В лихорадочном исступлении он ринулся на ван Берле, который едва успел отскочить за стол, чтобы избежать первого удара.
А Грифиус все потрясал своим длинным ножом, изрыгая чудовищные угрозы.
Корнелис сообразил, что хотя рукой его достать трудно, но таким оружием – вполне возможно: нож, брошенный с близкого расстояния, запросто пронзит его грудь. Поэтому, не теряя времени, он дубиной нанес мощный удар по запястью тюремщика. Пальцы у того разжались, нож упал на пол, и Корнелис наступил на него ногой. Затем, поскольку Грифиус рвался в смертный бой, вконец озверев от боли и от стыда за то, что дважды позволил себя разоружить, узник принял отчаянное решение.
Сохраняя героическое хладнокровие, он осыпал тюремщика градом ударов, всякий раз выбирая место, куда лучше обрушить свою ужасную дубину.
Грифиус вскоре запросил пощады.
Но прежде чем это случилось, он так громко орал, что эти крики взбудоражили всех служителей крепости. Двое ключников, один надсмотрщик и трое-четверо стражников, внезапно ворвавшись в камеру, застали Корнелиса с палкой в руках и ножом под ногами.
При виде стольких свидетелей своего бесчинства (а то, что в наши дни называют смягчающими обстоятельствами, было тогда совершенно неизвестно) Корнелис почувствовал, что погиб безвозвратно.

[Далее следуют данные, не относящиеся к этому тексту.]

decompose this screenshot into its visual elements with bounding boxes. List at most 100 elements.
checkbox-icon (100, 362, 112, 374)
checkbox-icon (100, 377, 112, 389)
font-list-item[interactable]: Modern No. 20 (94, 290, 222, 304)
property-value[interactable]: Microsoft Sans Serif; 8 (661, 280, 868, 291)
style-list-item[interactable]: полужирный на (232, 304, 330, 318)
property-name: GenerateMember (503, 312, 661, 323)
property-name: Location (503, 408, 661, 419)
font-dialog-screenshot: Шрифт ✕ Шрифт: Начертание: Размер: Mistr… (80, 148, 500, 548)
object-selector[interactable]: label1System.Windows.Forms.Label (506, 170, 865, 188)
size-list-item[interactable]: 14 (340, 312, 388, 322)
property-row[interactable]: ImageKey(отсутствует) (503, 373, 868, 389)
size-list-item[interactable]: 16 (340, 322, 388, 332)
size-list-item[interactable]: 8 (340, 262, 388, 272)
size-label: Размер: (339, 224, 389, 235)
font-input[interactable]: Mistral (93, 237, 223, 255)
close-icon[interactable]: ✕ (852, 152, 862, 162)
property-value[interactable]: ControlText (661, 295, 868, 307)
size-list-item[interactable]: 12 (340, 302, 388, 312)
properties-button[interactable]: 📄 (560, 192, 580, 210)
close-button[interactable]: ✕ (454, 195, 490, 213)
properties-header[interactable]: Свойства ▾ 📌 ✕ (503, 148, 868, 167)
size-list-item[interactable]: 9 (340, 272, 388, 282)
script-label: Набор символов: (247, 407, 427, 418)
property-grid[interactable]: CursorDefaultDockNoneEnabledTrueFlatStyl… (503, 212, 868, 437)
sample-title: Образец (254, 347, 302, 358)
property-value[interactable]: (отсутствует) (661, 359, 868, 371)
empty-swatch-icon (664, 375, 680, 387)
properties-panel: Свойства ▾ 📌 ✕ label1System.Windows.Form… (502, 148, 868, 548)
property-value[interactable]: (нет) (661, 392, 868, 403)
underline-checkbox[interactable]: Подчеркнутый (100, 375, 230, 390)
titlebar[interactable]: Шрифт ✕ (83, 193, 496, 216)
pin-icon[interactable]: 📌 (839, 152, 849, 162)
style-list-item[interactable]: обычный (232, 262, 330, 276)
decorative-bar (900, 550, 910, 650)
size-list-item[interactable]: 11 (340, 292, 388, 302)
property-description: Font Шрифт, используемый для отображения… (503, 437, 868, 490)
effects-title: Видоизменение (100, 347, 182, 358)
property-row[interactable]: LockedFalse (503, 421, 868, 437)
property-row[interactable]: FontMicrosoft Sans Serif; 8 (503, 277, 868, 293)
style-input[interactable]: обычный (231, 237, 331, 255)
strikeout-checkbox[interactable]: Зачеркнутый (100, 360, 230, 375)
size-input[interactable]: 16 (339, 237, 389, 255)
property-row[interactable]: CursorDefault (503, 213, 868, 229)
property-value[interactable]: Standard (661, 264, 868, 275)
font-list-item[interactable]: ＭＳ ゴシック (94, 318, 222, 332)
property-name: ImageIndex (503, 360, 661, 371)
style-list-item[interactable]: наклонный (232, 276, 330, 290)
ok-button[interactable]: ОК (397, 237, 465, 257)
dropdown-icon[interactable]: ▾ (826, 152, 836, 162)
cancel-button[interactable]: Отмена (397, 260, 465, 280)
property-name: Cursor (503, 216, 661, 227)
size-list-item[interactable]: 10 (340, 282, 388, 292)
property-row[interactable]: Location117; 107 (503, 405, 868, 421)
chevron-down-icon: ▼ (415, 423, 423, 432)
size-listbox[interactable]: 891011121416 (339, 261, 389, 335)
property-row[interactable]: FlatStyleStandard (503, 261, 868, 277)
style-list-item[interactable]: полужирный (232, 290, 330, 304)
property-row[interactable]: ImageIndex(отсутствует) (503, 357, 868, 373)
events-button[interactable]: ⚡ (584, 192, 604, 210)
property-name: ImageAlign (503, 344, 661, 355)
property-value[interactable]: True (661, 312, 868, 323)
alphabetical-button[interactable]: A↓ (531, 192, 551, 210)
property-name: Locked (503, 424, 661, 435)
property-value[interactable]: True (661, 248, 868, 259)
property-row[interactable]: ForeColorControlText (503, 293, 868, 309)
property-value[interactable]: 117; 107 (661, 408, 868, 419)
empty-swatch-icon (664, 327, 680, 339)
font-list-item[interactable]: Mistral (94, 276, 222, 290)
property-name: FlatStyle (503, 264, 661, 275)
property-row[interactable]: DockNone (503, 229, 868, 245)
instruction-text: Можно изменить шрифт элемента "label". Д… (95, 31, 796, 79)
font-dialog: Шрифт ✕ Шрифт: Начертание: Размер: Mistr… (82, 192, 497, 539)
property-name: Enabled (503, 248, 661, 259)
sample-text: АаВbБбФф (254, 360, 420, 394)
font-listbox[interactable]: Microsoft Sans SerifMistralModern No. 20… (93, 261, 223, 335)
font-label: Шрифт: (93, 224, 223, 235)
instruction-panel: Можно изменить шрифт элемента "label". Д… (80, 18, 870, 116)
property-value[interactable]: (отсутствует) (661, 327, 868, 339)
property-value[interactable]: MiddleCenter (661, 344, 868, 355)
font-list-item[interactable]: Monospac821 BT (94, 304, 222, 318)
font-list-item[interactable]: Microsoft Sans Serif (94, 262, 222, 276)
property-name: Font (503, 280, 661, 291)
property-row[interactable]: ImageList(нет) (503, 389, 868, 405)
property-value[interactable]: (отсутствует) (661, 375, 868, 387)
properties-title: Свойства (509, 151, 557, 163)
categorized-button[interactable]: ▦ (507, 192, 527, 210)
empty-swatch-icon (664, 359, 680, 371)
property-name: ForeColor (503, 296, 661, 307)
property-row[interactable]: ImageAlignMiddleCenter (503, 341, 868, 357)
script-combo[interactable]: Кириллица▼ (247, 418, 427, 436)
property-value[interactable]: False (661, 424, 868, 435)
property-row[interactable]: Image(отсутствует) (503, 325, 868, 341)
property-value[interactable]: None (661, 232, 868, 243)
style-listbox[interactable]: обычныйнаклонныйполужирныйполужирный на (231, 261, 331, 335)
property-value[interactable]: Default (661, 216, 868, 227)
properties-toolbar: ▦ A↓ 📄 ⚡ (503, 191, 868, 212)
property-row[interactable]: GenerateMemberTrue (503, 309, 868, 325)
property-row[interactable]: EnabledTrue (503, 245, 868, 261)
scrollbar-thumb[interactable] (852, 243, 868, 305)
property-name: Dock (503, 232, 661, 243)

Действительно, все говорило против него.
В один миг Корнелиса обезоружили, а Грифиуса осторожно подняли, так что он смог, рыча от ярости, подсчитать ушибы, которые мгновенно вздулись на его плечах и спине.
Незамедлительно был составлен протокол о нанесении узником ударов тюремщику, и поскольку подсказывал все Грифиус, документ сей трудно было бы упрекнуть в излишней мягкости. Речь шла ни больше ни меньше как о покушении на убийство с заранее обдуманным намерением и солидной подготовкой, а также об открытом бунте.
Когда Грифиус дал все необходимые показания, его дальнейшее присутствие стало необязательным, и два ключника проводили пострадавшего, избитого и стонущего, в его помещение. А пока составлялся обвинительный акт против ван Берле, скрутившие его стражники просвещали узника относительно нравов и обычаев Левештейна, которые он знал не хуже их, поскольку Устав ему зачитали в день водворения в тюрьму и некоторые пункты неизгладимо врезались в память.
Чтобы показать, как положения Устава применяются на практике, они рассказали ему историю заключенного по имени Матиас, который в 1668 году позволил себе бунтарскую выходку куда более невинного свойства, чем преступление Корнелиса.
Матиас нашел, что его похлебка слишком горяча, и выплеснул ее в физиономию начальнику стражи, который, вытирая лицо, стер с него часть кожи.